Enter health care reform – a double-edged sword.  Its enactment dealt a significant blow to abortion access, which some women facing unintended pregnancy will choose. But it also holds great promise to address the unmet need for contraceptive services.

How?  Here is one way.  By 2014, health reform will expand Medicaid eligibility to all Americans with a family income at or below 133 percent of the federal poverty level. This provision will vastly expand access to comprehensive health care, including no-cost family planning services, for millions of Americans.

Here is another.  For reproductive age women the news is even better – the law allows states to act quickly and more easily to expand access to family planning services for low-income women who would otherwise not be covered through Medicaid. Effective immediately, states have the option to expand Medicaid eligibility for family planning services up to the same eligibility they use for pregnant women without having to go through the cumbersome federal waiver process. Most states typically provide coverage to pregnant women at or near 200 percent of poverty – levels far above eligibility for all other populations.

And one more:  A provision requiring new health plans sold in and outside of the new exchanges to cover, with no cost-sharing, a broad range of preventive health services.

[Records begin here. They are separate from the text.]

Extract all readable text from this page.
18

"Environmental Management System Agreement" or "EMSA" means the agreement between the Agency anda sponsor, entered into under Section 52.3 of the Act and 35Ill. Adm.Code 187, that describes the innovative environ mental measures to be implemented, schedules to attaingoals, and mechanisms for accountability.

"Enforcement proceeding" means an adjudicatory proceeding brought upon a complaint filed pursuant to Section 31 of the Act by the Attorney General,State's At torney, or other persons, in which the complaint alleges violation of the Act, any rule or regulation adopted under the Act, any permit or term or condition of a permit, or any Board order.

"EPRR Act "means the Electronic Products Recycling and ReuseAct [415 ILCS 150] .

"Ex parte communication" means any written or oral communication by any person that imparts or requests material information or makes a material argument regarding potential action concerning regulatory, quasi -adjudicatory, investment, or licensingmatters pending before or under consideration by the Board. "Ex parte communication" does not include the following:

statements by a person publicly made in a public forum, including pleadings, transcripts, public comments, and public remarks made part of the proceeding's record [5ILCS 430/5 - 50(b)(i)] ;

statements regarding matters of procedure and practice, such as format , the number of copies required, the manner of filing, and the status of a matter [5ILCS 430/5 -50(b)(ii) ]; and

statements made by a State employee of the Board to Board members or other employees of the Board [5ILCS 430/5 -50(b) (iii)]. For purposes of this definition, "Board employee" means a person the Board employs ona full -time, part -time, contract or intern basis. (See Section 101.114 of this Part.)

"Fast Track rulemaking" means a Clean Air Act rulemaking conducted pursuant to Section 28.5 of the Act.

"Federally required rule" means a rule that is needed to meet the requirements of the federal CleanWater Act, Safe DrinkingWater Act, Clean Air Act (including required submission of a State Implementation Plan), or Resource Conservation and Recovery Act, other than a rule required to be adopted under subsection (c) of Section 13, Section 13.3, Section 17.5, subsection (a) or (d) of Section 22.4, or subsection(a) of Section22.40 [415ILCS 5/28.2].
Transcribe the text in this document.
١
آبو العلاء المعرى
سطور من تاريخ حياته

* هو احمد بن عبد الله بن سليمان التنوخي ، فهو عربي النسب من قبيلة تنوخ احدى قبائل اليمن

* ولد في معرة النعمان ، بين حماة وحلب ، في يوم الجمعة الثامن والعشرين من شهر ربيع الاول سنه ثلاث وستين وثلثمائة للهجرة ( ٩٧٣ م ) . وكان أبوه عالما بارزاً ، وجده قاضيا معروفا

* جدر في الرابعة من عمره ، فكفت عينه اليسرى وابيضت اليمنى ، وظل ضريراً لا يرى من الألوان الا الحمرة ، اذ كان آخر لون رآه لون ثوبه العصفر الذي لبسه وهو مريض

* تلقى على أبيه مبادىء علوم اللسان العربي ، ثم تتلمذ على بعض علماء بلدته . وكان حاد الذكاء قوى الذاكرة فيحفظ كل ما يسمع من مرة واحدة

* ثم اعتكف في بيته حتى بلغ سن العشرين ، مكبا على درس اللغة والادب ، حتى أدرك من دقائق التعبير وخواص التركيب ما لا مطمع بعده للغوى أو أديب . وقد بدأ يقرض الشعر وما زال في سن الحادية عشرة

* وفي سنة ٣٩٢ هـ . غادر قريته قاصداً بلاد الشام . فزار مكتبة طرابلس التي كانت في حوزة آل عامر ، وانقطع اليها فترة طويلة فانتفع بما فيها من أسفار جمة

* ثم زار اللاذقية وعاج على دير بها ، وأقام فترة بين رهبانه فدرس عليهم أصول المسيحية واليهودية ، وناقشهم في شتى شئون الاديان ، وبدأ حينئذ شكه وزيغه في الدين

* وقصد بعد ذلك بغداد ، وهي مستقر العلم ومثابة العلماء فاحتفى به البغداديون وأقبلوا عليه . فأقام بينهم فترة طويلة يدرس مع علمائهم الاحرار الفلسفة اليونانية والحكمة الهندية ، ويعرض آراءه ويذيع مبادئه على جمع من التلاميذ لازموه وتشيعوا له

The Department of Health and Human Services is tasked with translating this requirement into coverage specifications by September. For women this means coverage and no-cost sharing for a broad range of women’s preventive health services. Authored by Senator Barbara Mikulski, this provision will address women’s unique health care needs by improving access to affordable preventive services such as family planning services and counseling.

50 years after the pill was approved, the next great step in improving women’s health could be health care reform – but realizing its promise will require ensuring adequate funding for family planning health centers, creating a well-trained public health workforce, and reversing its anti-choice provisions.

The Centers for Disease Control and Prevention was right to recognize family planning as one of the “Ten Great Public Health Achievements in the 20th Century.” Now, as we celebrate the little pill that started it all, let’s finish the job by making all reproductive health services available to women and making unplanned pregnancies truly rare.